MOC Specialty Path Committee Meets at Academy

November 17, 2021

In the fall of 2020, the ABO Board of Directors formed a committee to explore the need for, and interest in, specialty credentials. A survey conducted in 2021 showed high interest among both ABO Diplomates and current residents, encouraging the committee to continue researching and exploring specialty credentials.

The committee met again on November 3, during the AAO Academy in Boston. Discussions at the meeting centered around how the current maintenance of certification (MOC) program could be used to accommodate specialty areas, which specialty areas may be a good fit for a pilot program and what the requirements would be for entry into a specialty MOC path. To help facilitate discussions and stay in alignment with the American Board of Medical Specialties (ABMS) and other healthcare organizations, the committee looked at similar specialty credential pathways offered by the American Board of Family Medicine, the American Board of Oral and Maxillofacial Surgery and the National Commission on Certification for Physician Assistants. In addition, the committee reviewed several components of micro-credentialing programs offered by academic institutions, including the State University of New York (SUNY).

While discussions remain ongoing and additional research and planning are needed, the committee did come away from their meeting with several key take-aways.

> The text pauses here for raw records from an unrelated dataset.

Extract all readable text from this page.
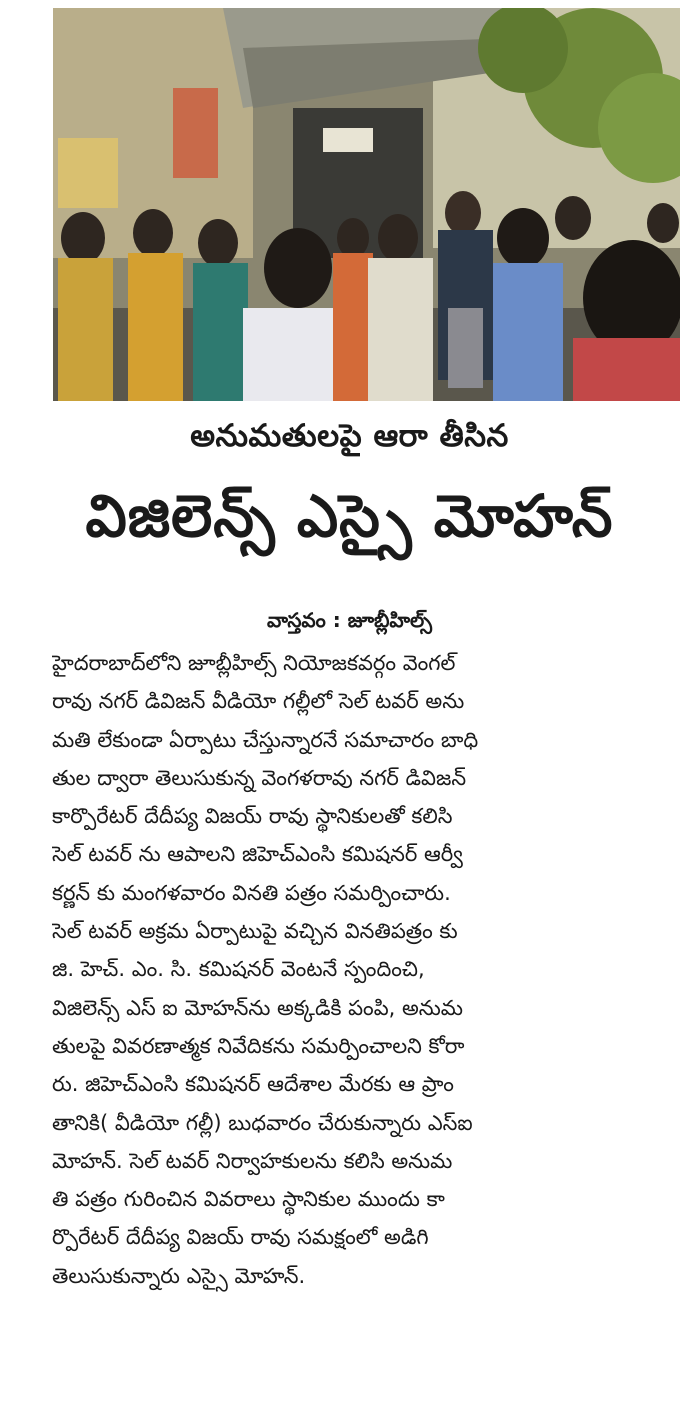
అనుమతులపై ఆరా తీసిన
విజిలెన్స్ ఎస్సై మోహన్
వాస్తవం : జూబ్లీహిల్స్
హైదరాబాద్‌లోని జూబ్లీహిల్స్ నియోజకవర్గం వెంగల్
రావు నగర్ డివిజన్ వీడియో గల్లీలో సెల్ టవర్ అను
మతి లేకుండా ఏర్పాటు చేస్తున్నారనే సమాచారం బాధి
తుల ద్వారా తెలుసుకున్న వెంగళరావు నగర్ డివిజన్
కార్పొరేటర్ దేదీప్య విజయ్ రావు స్థానికులతో కలిసి
సెల్ టవర్ ను ఆపాలని జిహెచ్ఎంసి కమిషనర్ ఆర్వీ
కర్ణన్ కు మంగళవారం వినతి పత్రం సమర్పించారు.
సెల్ టవర్ అక్రమ ఏర్పాటుపై వచ్చిన వినతిపత్రం కు
జి. హెచ్. ఎం. సి. కమిషనర్ వెంటనే స్పందించి,
విజిలెన్స్ ఎస్ ఐ మోహన్‌ను అక్కడికి పంపి, అనుమ
తులపై వివరణాత్మక నివేదికను సమర్పించాలని కోరా
రు. జిహెచ్ఎంసి కమిషనర్ ఆదేశాల మేరకు ఆ ప్రాం
తానికి( వీడియో గల్లీ) బుధవారం చేరుకున్నారు ఎస్ఐ
మోహన్. సెల్ టవర్ నిర్వాహకులను కలిసి అనుమ
తి పత్రం గురించిన వివరాలు స్థానికుల ముందు కా
ర్పొరేటర్ దేదీప్య విజయ్ రావు సమక్షంలో అడిగి
తెలుసుకున్నారు ఎస్సై మోహన్.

  • A tentative date for launching a pilot specialty MOC path option(s) will be January 1, 2024. Candidates taking the exam in 2023 or current Diplomates finishing their MOC cycle in 2023 would be able to apply for entry into a specialty MOC path for their cycle that begins on January 1, 2024.
  • The most likely specialty credential to be offered is a Certificate of Added Qualification (CAQ).
  • Earning a CAQ will allow board certified optometrists to achieve recognition for their experience, skills, and knowledge in a focused clinical area. A CAQ reflects optometrists are first grounded in the training and knowledge of primary eye care, which is enhanced but not replaced through specialized clinical practice.
  • CAQs will closely align with new residency titles and areas of emphasis recently implemented by the Association of Schools and Colleges of Optometry (ASCO). Areas under consideration for the initial pilot program are Glaucoma, Retina, Cornea and Contact Lenses and Pediatric (Medical) Optometry. 
  • Requirements for entry into a specialty MOC path are still being developed. It is likely that there will be both a residency path as well as a clinical experience path.
  • New and current Diplomates will choose to opt in (or out) of a specialty MOC path by December 1 of the year prior to beginning a new MOC cycle.
  • Once granted entry into a specialty MOC path, Diplomates will continue to meet general MOC requirements, with additional or crossover components related to the specialty.

Although still quite early in the process, ABO is excited about the development of a specialty credential program and the possibilities it may offer our Diplomates. Earning a credential that highlights experience and knowledge in a focused clinical area provides value when communicating with both patients and colleagues.